Although Klácel industriously translated, published and wrote a number of popular scientific handbooks, American reality did not meet with his imaginations and he fell into serious financial difficulties. Charitable events were organised in his support both in the US and in the Czech lands, but these did not have a long-term effect. Before his death, Klácel wrote a testament, which summed up his teachings. He died on 17 March 1882 in Belle Plaine, Iowa. He was buried in Belle Plaine, and at the Czech cemetery a monument was unveiled in his honour by his countrymen.

===Poet===
Klácel's poetic beginnings (Lyrical Poems, 1836 and Poems, 1837) were inspired by the ancient world. The patriot and free thinker Klácel expressed himself in full in the collection Berries from Slavonic Forests (1845). In his version of Goethe's epos Reynard the Fox (1845) and the anthology Bájky Bidpájovy (1846 and 1850) he used animal allegories in order to critically portray contemporary society.

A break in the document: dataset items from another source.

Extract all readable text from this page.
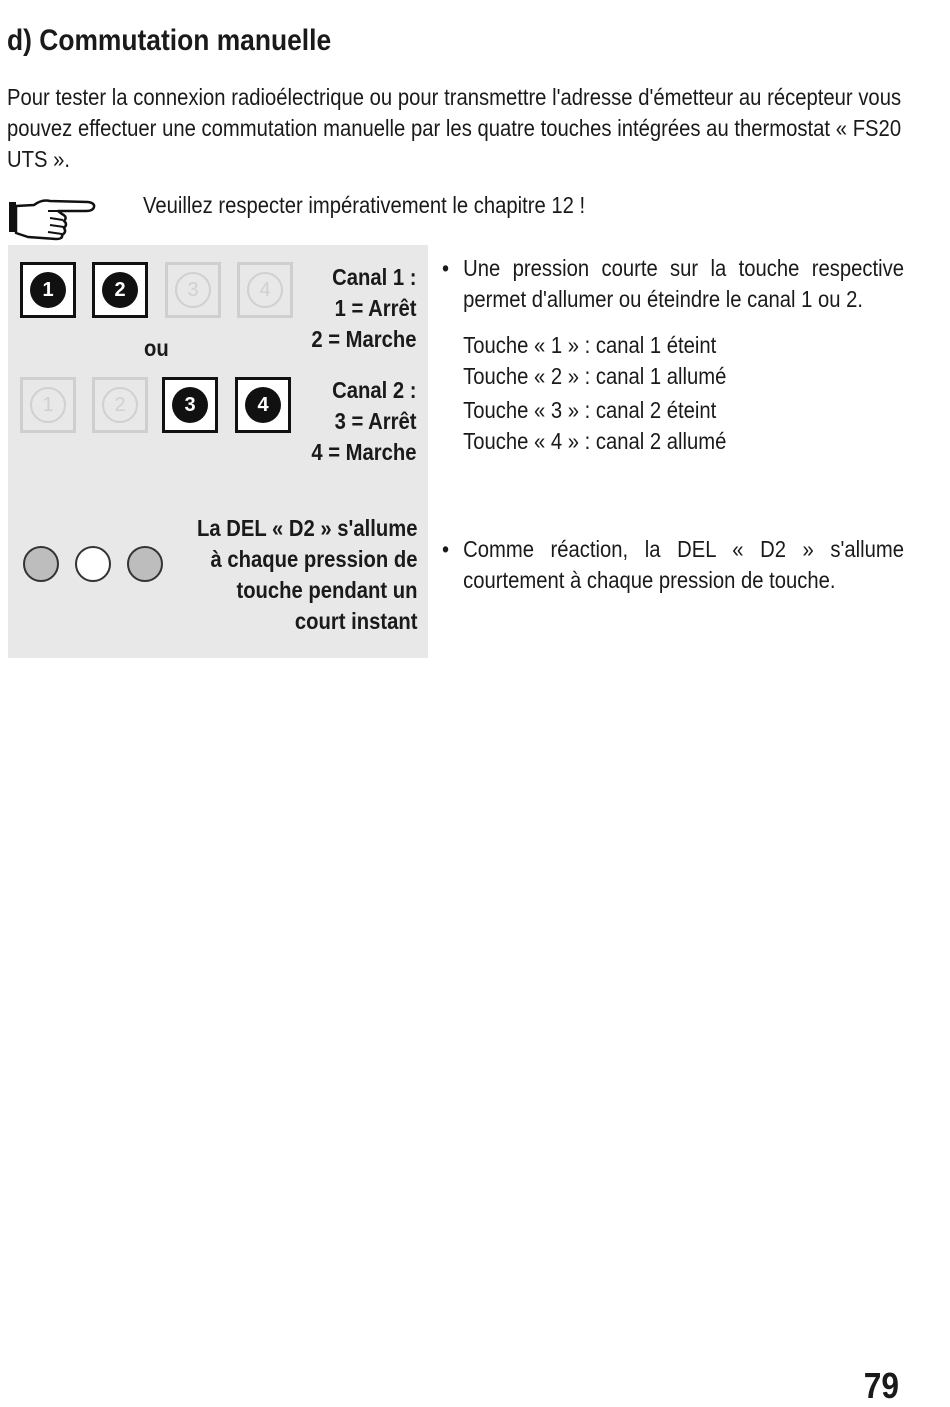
d) Commutation manuelle
Pour tester la connexion radioélectrique ou pour transmettre l'adresse d'émetteur au récepteur vous pouvez effectuer une commutation manuelle par les quatre touches intégrées au thermostat « FS20 UTS ».
Veuillez respecter impérativement le chapitre 12 !
1	2	3	4	Canal 1 :
1 = Arrêt
2 = Marche
ou
1	2	3	4
Canal 2 :
3 = Arrêt
4 = Marche
La DEL « D2 » s'allume
à chaque pression de
touche pendant un
court instant
• Une pression courte sur la touche respective permet d'allumer ou éteindre le canal 1 ou 2.
Touche « 1 » : canal 1 éteint
Touche « 2 » : canal 1 allumé
Touche « 3 » : canal 2 éteint
Touche « 4 » : canal 2 allumé
• Comme réaction, la DEL « D2 » s'allume courtement à chaque pression de touche.
79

Klácel was also the author of the first Czech dictionary of foreign words (Dictionary for readers of journals, 1849) and numerous terminological dictionaries and encyclopaedias, of which the majority were published in journals published by him or remained in hand-written form.

==Legacy==
Klácel, an Augustinian friar, teacher, writer, and natural science researcher, was a leading figure of the Czech National Revival in Moravia and an active participant in the Revolutions of 1848. He is commemorated in Brno, where a street in the Masaryk Quarter bears his name, and since 1978 a memorial stone with his portrait by Milada Orthová has been installed at Mendlovo Square.

== Works ==
- Ferina lišák – a fable about a fox
- Bajky Bidpajovy – two volumes, the first published under the pen name František Třebovský
- Jahůdky ze slovanských lesů – published under the pen name J. P. Jordan
- Erklärungen der wichtigeren philosophischen Ausdrücke
- Počátky vědecké mluvnictví českého
- Dobrověda
- Slovník pro čtenáře novin, v němž se vysvětlují slova cizího původu
- Listy přítele k přítelkyni o původu socialismu a komunismu – letters to Božena Němcová in which he explains his opinions about the ideal society.